My first view of porn was when I was about 13 (today, that is the average age a child sees pornography for the first time – I guess I fall in line with the stats). I am thankful I cannot remember the exact image or scenario I saw but I remember, for whatever reason, I was 13 and I saw a woman naked. I remember being so scared. Someone might see something or me. I had to hide it somewhere. Having a PhD of a mind, I most likely put it under my bed. I never thought my mom would clean under there anyway.
When I was 15 we got the Internet. Being a new deal to our family, we would ‘surf the web’ and write letters across the waves of electricity to family and friends. Having the latest AOL 2.0, we saw different countries and places we would probably never have enough money to go and see. I also saw something that I never thought I would see – a naked woman. They were everywhere. Just type in the word ‘boobs’ or something, and a site would pop up with some pictures. This was intense. I would make little folders on my computer marked ‘Tim’s private folder’ and would actually download pictures of these women into a folder for a later look late at night sometimes when everyone was asleep.
Before I go any further, I need to make a statement. I am a Christian. Some might be reading this and wondering how does a Christian ‘struggle’ with pornography? Today, even more, it is very easy for anyone (Christian or not) to come face-to-face with pornography. One does not even have to type in a word like ‘boobs’ to find pornography on their computer. You could type in most anything in order to see links to sites that provide ‘adult entertainment.’
For me, pornography led to masturbation. It was a way for me to ‘live out the experience’ of fantasy. I never thought there was anything wrong with it. Other guys told me I went to school with masturbation allowed us guys to ‘release our sexual issues as guys and be more relaxed around the ladies.’ Who does not want to be relaxed around the ladies? I came to realize though that they were wrong. In fact, I can safely say that it has done the exact opposite of what these guys had told me. I do not blame these guys for their information. It does not justify my actions of masturbation. As Kurt Vonnegut would almost always write after a serious outcome, “So it goes.”

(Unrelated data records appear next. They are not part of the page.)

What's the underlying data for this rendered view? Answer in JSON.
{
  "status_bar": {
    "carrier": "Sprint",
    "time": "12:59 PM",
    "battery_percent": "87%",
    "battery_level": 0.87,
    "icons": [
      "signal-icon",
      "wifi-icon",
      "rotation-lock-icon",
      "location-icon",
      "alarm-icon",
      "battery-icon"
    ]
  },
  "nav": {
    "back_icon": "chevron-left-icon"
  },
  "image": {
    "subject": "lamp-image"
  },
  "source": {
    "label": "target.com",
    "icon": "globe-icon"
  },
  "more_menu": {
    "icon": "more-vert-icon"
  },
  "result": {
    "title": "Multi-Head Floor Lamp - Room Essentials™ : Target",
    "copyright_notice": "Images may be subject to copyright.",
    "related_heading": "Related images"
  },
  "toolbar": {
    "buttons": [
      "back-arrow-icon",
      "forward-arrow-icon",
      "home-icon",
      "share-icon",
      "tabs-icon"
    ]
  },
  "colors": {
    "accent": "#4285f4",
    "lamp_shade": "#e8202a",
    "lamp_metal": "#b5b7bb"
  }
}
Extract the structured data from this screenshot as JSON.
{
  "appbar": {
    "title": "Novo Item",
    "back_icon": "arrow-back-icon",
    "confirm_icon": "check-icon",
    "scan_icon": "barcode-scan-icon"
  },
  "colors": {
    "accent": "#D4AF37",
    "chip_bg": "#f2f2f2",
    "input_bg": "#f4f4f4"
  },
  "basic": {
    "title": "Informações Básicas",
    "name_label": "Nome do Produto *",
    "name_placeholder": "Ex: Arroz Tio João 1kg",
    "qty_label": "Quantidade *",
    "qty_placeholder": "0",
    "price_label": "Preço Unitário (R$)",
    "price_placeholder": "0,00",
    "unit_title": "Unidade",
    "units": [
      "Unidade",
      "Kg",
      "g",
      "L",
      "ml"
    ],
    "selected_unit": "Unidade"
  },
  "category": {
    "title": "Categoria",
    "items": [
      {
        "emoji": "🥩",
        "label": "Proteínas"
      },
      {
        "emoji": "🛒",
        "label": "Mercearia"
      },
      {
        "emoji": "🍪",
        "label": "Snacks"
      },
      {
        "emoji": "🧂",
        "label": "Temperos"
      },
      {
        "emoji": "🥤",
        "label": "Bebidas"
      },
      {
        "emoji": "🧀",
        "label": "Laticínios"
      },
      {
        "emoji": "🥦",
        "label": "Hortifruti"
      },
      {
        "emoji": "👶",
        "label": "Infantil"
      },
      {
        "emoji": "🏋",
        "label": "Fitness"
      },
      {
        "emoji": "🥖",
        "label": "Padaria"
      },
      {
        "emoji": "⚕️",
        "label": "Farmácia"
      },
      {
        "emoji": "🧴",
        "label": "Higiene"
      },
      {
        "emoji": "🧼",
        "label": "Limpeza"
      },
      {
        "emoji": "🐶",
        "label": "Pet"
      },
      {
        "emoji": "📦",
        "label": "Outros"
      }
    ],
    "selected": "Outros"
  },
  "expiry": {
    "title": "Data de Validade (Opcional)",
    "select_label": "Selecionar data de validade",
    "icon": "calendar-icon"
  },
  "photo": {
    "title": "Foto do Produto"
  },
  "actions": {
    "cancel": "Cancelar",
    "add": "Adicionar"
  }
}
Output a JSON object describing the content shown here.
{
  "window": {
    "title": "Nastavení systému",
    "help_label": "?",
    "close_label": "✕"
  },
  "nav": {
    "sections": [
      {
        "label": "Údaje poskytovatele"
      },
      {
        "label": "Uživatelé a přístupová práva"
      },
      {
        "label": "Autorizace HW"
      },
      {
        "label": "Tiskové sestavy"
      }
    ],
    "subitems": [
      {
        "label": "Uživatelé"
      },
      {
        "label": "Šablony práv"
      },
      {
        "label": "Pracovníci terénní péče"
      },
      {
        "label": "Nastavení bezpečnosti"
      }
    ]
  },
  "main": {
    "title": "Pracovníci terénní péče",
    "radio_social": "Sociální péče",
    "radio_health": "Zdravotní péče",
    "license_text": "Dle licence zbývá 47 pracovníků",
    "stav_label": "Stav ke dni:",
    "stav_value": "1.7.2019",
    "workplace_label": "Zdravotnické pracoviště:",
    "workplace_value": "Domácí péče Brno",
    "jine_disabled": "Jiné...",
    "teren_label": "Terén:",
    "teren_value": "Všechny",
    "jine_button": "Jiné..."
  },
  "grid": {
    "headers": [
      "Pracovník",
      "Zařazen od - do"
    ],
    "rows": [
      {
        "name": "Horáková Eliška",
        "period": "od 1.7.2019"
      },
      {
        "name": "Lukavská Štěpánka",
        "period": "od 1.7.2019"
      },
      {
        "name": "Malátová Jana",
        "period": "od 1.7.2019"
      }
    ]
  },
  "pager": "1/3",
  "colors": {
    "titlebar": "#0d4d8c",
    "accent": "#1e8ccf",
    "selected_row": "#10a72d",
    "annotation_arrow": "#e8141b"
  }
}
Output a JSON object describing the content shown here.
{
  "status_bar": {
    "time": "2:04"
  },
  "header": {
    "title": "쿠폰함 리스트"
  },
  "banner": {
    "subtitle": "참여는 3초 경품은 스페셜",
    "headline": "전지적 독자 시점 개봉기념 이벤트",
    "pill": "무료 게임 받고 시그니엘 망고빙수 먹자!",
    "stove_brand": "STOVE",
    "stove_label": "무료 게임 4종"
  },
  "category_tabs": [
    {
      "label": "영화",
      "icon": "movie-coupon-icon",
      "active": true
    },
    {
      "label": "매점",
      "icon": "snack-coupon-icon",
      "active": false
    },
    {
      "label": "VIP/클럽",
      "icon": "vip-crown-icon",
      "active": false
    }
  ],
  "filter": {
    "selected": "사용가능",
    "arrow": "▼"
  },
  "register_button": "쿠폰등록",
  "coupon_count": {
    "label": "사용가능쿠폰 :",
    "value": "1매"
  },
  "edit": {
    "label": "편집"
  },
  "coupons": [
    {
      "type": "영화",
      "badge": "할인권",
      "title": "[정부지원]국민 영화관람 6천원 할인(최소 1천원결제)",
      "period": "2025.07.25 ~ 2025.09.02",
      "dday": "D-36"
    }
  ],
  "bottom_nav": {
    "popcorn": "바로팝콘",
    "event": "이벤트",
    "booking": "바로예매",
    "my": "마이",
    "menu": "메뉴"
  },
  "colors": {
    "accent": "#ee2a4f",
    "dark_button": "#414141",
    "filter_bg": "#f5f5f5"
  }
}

As I have come to grow in my faith in Christ, I was confronted with the issues of pornography and masturbation. I finally came to a place where I realize that porn was destroying my ability to maintain or even begin a ‘normal’ relationship with the opposite sex. Ultimately, porn was destroying my relationship with God. I decided to do something about it. I went for counseling and began to talk to someone about my issue. Sometimes just getting the ‘dirty little secret’ out is all one needs to begin a journey of freedom from pornography. It was just what the doctor ordered for me.
With the continued growth of technology, there have been some new advanced tools to help those who struggle with pornography. My friend, Craig Gross started a Christian website called www.xxxchurch.com. It has created a new buzz on the web. On the site, there are forums to talk to other people about your issues and there is also a computer program that actually tracts your web history and sends an email to a friend that you trust to help you make positive decisions about your internet activity. For me and for others, this program has been a Godsend. Check out the site and download the program for yourself. Let us get the dirty secret out and journey our way to freedom from a very serious issue.
I will be honest and say that at times, I still struggle with masturbation. It is not easy to break. I do not put myself down though or allow guilt and shame to overcome me. I simply take a moment and ask God for forgiveness and ask Him to help me be more like Him. I also have an accountability partner that I can always talk to about anything. Get one of those accountability partners. They are totally awesome. If you cannot be real with your mom or dad, at least be real with someone. I do not know if I will ever arrive at the fullness of purity. I do not know if I will ever not have an urge to masturbate or view pornographic material on the web. I am getting there though. I am proud to say that pornography no longer has a grip on me. I have gotten a grip on it and will continue to fight in order to destroy it.
In closing, I heard that a guy wrote Craig Gross not that long ago. He is married to a beautiful woman. Because of the hold of pornography on his life, this dude struggled to have an erection while having sex. He was not in need of Viagra. He had masturbated so often that the only time that he could get an erection was when he closed his eyes and fantasized. He would ask his wife to do these strange things in order to ejaculate. In some of his final words, he wrote that he is going to fight this issue. His reason is because he would rather love his wife and have something that is real rather than fantasize about something that is fake. For me, and for many others who are x-porn addicts, we agree.